Saturday, April 6, 2013

Bitte mit Widmung


Meine Schwester und mein Schwager haben sich zu meinem runden Geburtstag etwas einfallen lassen. Ein Buch, natürlich, das kommt immer gut an und lässt sich am einfachsten verschicken. Damit das Geschenk auch wirklich ankommt. Aber wie wird daraus etwas Besonderes? Richtig, durch eine Widmung. Ich nehme an, noch vor dem Buchkauf überlegten sich die beiden, wer dafür wohl in Frage käme. Sie entschieden sich dann für einen gewissen empirischen Kulturwissenschaftler aus Tübingen.

„Ursprünglich sollte ja der Papst ein Grußwort zu Deinem Geburtstag schreiben“, lauteten die launigen Glückwünsche dazu, „aber nach dessen beruflicher Umorientierung ist Hermann Bausinger persönlich eingesprungen...“ Das lassen wir für diesmal gelten.

Nun ist der gute Professor Bausinger Jahrgang 1926 und seit zirka zwanzig Jahren emeritiert, aber er hat offenbar sein Zimmer in der Außenstelle des Ludwig-Uhland-Instituts behalten, und er empfängt auch immer noch zur Sprechstunde nach Vereinbarung, wie aus der Website der Universität hervorgeht. Es war also nicht allzu kompliziert, ihn aufzustöbern. Wie ich von meiner Mutter erfahren habe, kam Bausinger dem Widmungs-Wunsch in einer seiner Sprechstunden gerne nach, wurde aber vorsorglich noch mit einer Pralinenschachtel oder dergleichen bestochen. Ich habe zwar nie bei ihm studiert, im Gegensatz zu einigen ehemaligen Kollegen bei der Zeitung, war ihm aber wohl vom Namen her vage ein Begriff. „Hier sind die Berge, die Ihnen fehlen...“ schrieb er in das Bändchen „Albgeschichten“, das er mit herausgegeben hat.

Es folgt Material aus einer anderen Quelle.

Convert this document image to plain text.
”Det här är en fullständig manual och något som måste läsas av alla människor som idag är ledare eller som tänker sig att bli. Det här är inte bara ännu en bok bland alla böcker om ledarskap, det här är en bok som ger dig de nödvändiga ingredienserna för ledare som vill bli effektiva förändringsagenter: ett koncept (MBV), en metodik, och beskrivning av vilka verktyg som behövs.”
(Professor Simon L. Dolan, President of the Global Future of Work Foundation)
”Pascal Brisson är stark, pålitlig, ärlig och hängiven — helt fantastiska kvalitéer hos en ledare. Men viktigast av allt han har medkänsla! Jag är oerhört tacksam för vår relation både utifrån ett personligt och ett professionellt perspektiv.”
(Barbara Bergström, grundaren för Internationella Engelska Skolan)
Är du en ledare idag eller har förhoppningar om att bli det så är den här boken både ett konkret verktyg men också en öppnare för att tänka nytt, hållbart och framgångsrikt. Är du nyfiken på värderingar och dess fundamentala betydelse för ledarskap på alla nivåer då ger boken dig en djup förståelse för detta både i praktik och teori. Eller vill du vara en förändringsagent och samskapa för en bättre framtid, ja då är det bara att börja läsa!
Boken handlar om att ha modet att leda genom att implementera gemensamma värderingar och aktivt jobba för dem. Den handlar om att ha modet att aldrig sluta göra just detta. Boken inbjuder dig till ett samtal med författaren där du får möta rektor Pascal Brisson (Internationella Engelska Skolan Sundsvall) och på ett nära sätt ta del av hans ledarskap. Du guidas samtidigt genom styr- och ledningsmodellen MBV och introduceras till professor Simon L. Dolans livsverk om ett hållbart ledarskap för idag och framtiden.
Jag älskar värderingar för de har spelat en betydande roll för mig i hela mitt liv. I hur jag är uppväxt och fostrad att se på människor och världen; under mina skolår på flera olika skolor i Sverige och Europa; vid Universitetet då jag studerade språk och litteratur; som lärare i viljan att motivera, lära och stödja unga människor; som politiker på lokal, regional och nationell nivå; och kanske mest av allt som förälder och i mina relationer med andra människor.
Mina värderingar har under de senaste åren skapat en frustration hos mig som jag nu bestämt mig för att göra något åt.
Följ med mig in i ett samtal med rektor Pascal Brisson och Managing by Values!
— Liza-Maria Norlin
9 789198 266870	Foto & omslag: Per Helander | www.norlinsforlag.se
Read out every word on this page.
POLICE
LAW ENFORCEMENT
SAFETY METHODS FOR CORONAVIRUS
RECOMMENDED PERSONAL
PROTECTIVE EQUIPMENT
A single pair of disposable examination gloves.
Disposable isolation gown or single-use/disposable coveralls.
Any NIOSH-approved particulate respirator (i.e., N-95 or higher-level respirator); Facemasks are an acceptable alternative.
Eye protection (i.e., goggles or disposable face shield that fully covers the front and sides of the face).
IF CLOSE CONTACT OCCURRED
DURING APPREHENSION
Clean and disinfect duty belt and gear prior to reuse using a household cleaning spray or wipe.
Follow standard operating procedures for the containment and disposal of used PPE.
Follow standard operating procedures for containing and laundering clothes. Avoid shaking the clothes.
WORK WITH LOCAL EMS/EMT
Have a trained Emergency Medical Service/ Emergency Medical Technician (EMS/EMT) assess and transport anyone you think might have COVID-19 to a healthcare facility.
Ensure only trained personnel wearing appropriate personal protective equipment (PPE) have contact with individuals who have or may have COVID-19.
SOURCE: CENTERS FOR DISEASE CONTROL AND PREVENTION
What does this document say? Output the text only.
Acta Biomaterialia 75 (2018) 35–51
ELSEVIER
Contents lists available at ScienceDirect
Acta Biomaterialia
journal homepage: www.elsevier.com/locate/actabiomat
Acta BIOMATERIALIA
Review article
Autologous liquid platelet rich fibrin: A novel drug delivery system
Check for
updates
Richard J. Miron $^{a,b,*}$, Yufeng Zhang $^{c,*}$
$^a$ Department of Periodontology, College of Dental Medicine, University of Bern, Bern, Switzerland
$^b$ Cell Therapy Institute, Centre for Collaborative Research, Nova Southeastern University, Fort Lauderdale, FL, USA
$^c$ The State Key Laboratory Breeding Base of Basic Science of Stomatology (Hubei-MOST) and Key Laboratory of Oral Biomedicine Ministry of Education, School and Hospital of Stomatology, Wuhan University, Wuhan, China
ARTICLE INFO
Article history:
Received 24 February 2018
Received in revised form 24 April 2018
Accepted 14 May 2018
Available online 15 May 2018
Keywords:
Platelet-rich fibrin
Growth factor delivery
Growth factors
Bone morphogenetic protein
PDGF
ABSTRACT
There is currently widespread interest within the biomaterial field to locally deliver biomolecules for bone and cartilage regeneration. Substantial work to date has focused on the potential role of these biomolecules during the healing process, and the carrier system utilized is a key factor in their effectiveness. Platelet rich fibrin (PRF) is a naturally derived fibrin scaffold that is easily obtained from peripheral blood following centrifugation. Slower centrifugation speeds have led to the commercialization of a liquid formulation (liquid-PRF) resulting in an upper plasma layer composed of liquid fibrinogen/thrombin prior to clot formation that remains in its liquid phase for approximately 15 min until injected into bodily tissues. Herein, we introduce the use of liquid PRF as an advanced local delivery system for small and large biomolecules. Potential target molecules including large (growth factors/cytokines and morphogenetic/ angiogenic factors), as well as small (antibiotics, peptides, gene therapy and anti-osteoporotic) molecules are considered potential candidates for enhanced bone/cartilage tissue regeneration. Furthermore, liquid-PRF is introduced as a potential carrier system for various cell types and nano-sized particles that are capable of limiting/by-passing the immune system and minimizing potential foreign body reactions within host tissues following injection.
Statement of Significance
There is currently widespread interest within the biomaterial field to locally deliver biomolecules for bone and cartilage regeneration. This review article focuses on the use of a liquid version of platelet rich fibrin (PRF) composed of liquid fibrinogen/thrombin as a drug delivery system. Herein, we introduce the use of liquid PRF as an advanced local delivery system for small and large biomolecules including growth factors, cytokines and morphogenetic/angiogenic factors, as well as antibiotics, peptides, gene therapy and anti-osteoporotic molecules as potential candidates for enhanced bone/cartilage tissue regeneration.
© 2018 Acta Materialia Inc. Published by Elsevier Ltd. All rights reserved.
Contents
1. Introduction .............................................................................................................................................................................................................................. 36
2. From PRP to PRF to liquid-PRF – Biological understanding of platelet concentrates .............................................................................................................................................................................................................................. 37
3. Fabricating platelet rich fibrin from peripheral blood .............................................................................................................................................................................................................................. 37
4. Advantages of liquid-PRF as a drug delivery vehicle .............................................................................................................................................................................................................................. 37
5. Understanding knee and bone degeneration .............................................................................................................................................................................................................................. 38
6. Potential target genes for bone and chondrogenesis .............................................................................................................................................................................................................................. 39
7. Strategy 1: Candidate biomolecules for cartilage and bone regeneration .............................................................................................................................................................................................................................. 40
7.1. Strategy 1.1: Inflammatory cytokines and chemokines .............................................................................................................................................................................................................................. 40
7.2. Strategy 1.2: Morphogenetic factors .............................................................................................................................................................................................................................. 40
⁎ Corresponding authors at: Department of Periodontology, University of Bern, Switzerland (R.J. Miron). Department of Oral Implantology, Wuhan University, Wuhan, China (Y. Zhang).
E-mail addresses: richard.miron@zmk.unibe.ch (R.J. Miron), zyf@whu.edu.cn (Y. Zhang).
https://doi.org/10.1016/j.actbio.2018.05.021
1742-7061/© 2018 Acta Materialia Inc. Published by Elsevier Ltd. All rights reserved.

Da hat er wohl gegoogelt, denn dass ich die Berge vermisse, steht irgendwo in einer Bio.

Seit wann kenne ich eigentlich Bausinger? Wie gesagt, ich habe nie einen Kurs bei ihm belegt, höchstens einmal einen Vortrag von ihm gehört. Aber ich weiß genau, ich war einmal bei einer Pressekonferenz im Ludwig-Uhland-Institut, dessen Direktor er damals war, im Haspelturm des Schlosses. Nur, wie konnte das überhaupt sein? Bei der Zeitung fiel die Uni nämlich nicht in meinem Zuständigkeitsbereich, und zwar grundsätzlich nie. Es muss also noch in der Zeit beim Radio gewesen sein, als ich meine ersten journalistischen Schritte unternahm. Und tatsächlich, irgendwann fiel es mir ein, denn ich habe noch das Buch, das damals vorgestellt wurde: eine Untersuchung zur Partykultur der Fünfziger. Jawohl. Über Spießer und Cocktailspieße.

Nun, jedenfalls weiß ich mit Bestimmtheit, wann ich den Professor zum letzten Mal persönlich getroffen habe: Das war beim Konzert von Titi Winterstein in der Rottenburg-Oberndorfer Kulturgarage. Damals saß Bausinger direkt hinter mir. Wie andere Nebensächlichkeiten habe ich mir das nur gemerkt, weil die ganze Veranstaltung so unglaublich war – der Jazzgeiger in einer ehemaligen Busgarage! Die Fußnote einer Erinnerung. Aber das ist nun auch schon gute zehn Jahre her.